The variable seems to be LIBRARY_PATH (I only knew LD_LIBRARY_PATH).
On the ubuntu 20.04 I sourced mklvars.sh and configure worked. Then I unset more and more variables up to I found LIBRARY_PATH and adding it manually in cmake as
CONFIGURE_COMMAND env "LIBRARY_PATH=${MKL_LIB_DIR}" ${IPOPT_SOURCE}/configure --with-lapack-lflags=....
seems to work.
Thanks for your reply!
I tried with a tailing --with-lapack and --with-lapack=yes and got the error
checking for LAPACK... configure: error: Cannot link to user-specified Lapack "-L/opt/intel/mkl/lib/intel64 -Wl,--no-as-needed -lmkl_intel_lp64 -lmkl_sequential -lmkl_core -lm".
That one means that something is wrong with these flags. The config.log file should give more details on why the link-check failed.
I guess, the new release is not planned within the next days? :)
You mean LD_LIBRARY_PATH? I could set it to /opt/intel/mkl/lib/intel64 as first entry before configure. [EDIT: I tried to set it (not perfectly sure, if it worked out of cmake) but had no success.
I meant the path where the compiler/linker is looking for libraries.
https://gcc.gnu.org/onlinedocs/gcc/Environment-Variables.html mentions LIBRARY_PATH
.
Or is there an as zip downloadable commit I can use instead?
Current stable branch: https://github.com/coin-or/Ipopt/archive/refs/heads/stable/3.14.zip
@svigerske Thanks a lot! By your hint I found a good workaround and learned something new about LIBRARY_PATH.
From my point of view this issue could be closed?!
This issue shouldn't have been closed, since it's not resolved. I just had the same issue as well. The problem is that the configure script has a bug and passes "-L/opt/intel/mkl/lib/intel64 -Wl,--no-as-needed -lmkl_intel_lp64 -lmkl_sequential -lmkl_core -lm"
with the quotes.
Can you be more specific where in configure it passes something with quotes? How do you call configure exactly and where do the wrong quotes appear?
We have an academic FE code and I want to update from a fairly old ipopt version to 3.14.2. We have Intel MKL in our code and I build ipopt via cmake external project. This worked out of the box for newest macOS, current openSUSE tumbelweed and Ubunutu 20.04. However I have issues with some runner of our build-pipeline. Unfortunately I have no direct access to this build systems to do experiments.
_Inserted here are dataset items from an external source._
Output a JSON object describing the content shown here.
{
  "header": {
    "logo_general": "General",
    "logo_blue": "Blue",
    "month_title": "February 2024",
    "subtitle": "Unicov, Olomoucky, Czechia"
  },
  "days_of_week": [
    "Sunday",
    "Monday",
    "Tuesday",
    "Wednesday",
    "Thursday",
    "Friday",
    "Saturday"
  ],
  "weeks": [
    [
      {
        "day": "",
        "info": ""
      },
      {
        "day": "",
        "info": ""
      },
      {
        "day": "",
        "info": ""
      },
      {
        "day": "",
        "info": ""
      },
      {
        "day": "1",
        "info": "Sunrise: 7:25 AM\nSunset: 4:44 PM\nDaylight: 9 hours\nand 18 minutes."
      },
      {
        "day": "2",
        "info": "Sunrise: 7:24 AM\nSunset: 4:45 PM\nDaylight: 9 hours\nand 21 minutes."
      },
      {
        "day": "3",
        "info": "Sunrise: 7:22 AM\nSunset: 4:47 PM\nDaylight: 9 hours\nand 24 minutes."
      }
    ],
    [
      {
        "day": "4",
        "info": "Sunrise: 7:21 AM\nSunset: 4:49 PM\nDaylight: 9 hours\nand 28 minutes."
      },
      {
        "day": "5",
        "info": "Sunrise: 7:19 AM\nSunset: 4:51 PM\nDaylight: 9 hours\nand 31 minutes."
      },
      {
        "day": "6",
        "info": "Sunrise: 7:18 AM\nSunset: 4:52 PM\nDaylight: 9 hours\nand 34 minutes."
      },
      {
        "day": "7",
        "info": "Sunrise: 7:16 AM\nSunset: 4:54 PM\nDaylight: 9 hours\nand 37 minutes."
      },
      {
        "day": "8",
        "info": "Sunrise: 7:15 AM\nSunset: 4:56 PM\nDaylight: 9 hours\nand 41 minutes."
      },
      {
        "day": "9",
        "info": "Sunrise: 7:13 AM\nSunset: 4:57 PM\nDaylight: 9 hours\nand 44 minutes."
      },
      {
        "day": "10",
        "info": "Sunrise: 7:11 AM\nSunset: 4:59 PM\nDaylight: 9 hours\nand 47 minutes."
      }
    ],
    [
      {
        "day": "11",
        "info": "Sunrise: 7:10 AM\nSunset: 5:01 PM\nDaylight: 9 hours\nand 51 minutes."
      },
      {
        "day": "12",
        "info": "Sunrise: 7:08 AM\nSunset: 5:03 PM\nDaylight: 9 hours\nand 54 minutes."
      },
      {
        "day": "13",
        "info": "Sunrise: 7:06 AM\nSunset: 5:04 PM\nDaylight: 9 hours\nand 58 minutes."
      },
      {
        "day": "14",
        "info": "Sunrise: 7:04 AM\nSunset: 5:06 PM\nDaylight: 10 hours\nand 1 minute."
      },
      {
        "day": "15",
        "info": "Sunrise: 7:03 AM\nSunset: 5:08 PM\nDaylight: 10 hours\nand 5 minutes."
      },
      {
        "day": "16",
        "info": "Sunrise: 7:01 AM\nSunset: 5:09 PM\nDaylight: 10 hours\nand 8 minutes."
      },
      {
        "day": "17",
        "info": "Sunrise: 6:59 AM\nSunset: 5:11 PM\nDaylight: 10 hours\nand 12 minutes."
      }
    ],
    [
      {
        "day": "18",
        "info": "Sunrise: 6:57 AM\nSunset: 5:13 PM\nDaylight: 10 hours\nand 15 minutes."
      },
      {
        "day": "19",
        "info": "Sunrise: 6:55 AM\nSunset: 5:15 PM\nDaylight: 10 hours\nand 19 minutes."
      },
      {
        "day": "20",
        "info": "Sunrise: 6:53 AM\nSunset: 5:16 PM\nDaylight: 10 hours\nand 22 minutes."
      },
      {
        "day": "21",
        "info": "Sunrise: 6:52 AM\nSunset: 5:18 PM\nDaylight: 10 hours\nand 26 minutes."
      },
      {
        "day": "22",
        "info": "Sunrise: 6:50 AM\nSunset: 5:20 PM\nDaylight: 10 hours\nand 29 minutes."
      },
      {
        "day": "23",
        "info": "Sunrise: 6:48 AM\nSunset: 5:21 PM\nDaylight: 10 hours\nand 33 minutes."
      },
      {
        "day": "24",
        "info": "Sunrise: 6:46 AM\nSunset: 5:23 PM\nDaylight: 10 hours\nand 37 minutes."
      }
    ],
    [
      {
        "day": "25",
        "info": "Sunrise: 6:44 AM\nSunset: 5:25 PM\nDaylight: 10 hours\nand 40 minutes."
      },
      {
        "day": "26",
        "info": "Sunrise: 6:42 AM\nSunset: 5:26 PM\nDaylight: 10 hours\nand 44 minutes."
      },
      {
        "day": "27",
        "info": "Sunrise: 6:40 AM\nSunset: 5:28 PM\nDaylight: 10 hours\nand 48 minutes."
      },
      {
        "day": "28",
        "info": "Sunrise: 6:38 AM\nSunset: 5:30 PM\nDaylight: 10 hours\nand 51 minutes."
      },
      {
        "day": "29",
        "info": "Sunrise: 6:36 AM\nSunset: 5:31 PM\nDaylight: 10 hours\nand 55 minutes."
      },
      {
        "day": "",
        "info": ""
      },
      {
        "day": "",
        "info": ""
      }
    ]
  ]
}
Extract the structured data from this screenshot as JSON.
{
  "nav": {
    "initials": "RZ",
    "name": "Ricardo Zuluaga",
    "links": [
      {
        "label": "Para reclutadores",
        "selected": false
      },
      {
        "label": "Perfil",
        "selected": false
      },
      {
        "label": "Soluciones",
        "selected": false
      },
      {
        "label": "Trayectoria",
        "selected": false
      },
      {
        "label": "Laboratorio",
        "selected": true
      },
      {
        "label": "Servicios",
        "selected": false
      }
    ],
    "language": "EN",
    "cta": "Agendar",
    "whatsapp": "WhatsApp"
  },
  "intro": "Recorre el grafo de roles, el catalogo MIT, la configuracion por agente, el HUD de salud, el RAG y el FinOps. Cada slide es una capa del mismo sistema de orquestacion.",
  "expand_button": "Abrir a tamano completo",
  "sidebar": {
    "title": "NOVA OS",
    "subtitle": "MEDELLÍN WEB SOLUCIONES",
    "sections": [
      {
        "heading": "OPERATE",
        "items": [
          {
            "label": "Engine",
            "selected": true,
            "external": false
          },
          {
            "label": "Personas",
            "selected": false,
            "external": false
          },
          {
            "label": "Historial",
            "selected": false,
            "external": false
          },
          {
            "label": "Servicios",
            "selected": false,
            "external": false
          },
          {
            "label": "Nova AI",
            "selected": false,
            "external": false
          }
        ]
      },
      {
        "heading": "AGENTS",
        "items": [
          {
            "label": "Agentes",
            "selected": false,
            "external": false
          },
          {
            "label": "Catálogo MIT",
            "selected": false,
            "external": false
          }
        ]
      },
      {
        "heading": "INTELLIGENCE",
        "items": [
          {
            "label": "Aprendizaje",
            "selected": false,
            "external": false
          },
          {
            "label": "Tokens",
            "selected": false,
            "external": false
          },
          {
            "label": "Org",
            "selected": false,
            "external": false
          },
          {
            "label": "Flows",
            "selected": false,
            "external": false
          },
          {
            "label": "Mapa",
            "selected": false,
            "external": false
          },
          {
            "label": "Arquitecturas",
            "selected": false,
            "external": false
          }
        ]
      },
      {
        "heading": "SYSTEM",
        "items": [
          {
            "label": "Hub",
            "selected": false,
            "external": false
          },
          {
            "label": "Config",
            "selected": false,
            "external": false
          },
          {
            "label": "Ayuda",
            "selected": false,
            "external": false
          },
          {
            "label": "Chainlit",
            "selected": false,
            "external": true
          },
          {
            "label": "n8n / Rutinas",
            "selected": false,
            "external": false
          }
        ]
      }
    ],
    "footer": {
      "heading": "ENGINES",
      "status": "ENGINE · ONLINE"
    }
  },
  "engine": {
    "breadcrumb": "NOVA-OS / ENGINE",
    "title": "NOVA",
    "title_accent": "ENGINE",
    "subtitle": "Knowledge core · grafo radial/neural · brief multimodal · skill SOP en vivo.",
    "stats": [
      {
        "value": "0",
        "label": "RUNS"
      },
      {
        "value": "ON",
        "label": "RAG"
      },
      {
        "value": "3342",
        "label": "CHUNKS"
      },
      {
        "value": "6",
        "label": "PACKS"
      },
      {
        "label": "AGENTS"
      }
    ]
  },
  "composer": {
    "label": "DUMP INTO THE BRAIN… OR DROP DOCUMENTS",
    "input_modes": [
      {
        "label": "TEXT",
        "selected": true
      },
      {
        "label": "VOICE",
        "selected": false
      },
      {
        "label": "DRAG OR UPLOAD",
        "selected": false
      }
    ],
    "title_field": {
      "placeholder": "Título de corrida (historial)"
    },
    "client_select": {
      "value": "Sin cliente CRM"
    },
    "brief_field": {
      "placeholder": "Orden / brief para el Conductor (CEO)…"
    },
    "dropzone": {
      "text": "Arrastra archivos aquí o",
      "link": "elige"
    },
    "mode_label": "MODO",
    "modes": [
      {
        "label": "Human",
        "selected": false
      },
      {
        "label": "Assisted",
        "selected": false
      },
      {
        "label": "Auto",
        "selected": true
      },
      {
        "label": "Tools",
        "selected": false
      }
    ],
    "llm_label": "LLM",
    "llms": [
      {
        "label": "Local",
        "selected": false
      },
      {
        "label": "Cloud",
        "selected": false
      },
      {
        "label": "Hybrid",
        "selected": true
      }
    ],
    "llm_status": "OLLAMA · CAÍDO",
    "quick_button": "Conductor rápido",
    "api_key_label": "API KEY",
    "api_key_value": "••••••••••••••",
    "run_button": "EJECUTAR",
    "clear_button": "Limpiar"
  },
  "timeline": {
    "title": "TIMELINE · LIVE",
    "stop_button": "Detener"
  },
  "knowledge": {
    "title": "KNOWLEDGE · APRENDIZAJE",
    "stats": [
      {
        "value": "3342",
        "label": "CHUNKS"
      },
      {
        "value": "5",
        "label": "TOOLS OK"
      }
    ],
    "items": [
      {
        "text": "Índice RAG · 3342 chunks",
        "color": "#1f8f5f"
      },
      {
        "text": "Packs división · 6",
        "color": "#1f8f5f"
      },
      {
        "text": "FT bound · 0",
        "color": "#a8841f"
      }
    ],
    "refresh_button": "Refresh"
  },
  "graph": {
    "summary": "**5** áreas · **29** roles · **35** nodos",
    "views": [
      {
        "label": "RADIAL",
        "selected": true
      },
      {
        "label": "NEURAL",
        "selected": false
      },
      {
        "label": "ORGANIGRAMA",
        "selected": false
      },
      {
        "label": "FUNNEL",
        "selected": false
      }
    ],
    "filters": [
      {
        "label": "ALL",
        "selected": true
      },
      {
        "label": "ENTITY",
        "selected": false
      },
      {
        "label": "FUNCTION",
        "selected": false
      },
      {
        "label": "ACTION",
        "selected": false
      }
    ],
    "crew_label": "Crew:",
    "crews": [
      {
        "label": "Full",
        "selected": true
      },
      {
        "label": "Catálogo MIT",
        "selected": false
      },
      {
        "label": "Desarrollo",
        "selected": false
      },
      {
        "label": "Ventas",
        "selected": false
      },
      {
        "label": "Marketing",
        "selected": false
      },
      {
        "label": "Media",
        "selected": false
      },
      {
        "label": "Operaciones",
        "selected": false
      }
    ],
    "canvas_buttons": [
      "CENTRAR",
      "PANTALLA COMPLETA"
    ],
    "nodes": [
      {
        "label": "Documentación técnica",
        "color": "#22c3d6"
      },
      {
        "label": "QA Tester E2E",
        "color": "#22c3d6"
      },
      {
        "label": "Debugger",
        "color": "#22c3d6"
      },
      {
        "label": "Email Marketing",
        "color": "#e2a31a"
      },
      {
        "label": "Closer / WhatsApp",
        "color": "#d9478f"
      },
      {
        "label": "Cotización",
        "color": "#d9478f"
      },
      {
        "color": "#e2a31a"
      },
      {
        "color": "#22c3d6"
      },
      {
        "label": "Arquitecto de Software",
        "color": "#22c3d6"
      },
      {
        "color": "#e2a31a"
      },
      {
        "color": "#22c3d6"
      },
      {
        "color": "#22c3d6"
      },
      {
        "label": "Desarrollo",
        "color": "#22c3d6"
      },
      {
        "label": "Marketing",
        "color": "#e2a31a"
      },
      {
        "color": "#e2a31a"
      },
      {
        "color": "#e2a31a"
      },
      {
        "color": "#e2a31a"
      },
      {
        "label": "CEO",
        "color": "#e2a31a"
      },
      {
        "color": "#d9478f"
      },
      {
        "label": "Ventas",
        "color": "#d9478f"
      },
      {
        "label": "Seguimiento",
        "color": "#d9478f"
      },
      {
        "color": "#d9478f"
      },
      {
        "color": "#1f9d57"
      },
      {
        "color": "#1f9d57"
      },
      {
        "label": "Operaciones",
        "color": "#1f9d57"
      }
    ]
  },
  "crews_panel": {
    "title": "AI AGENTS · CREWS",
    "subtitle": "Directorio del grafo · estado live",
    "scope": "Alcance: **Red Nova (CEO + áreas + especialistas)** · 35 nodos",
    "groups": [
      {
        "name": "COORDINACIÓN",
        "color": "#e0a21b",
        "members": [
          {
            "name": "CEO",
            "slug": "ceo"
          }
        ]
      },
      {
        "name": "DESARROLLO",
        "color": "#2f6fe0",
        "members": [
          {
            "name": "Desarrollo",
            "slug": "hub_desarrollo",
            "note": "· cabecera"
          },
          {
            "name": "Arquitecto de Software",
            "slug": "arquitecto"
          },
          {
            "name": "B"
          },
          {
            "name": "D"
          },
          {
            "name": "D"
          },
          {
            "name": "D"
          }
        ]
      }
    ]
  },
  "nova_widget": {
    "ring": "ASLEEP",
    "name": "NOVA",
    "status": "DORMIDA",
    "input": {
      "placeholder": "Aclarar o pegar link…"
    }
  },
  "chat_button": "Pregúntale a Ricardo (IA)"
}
From https://coin-or.github.io/Ipopt/INSTALL.html I use
configure --with-lapack-lflags="-L${MKL_LIB_DIR} -Wl,--no-as-needed -lmkl_intel_lp64 -lmkl_sequential -lmkl_core -lm"
And I assert, that ${MKL_LIB_DIR}/libmkl_intel_lp64.a exists.This is working Ubuntu 20.04
This is working macOS
This is a working gitlab runner current openSUSE Leap
This is a failed gitlab runner (centos6)
Another failed gitlab runner (fedora32)
It works also for centos7 with intel compiler and openSUSE tumbleweed.
I have no idea, how it is searched for lapack, strange is, that the results for the given working examples are completely different, whereas I assumend the command line simply tells to use mkl.
[Edit:] I just realized, that only the variants
checking for LAPACK... yes: Intel MKL (-lmkl_intel_lp64 -lmkl_sequential -lmkl_core -lm)
work at runtime and find pardiso_.How to enforce that mkl is used and found?
Do you have any idea? Thanks a lot.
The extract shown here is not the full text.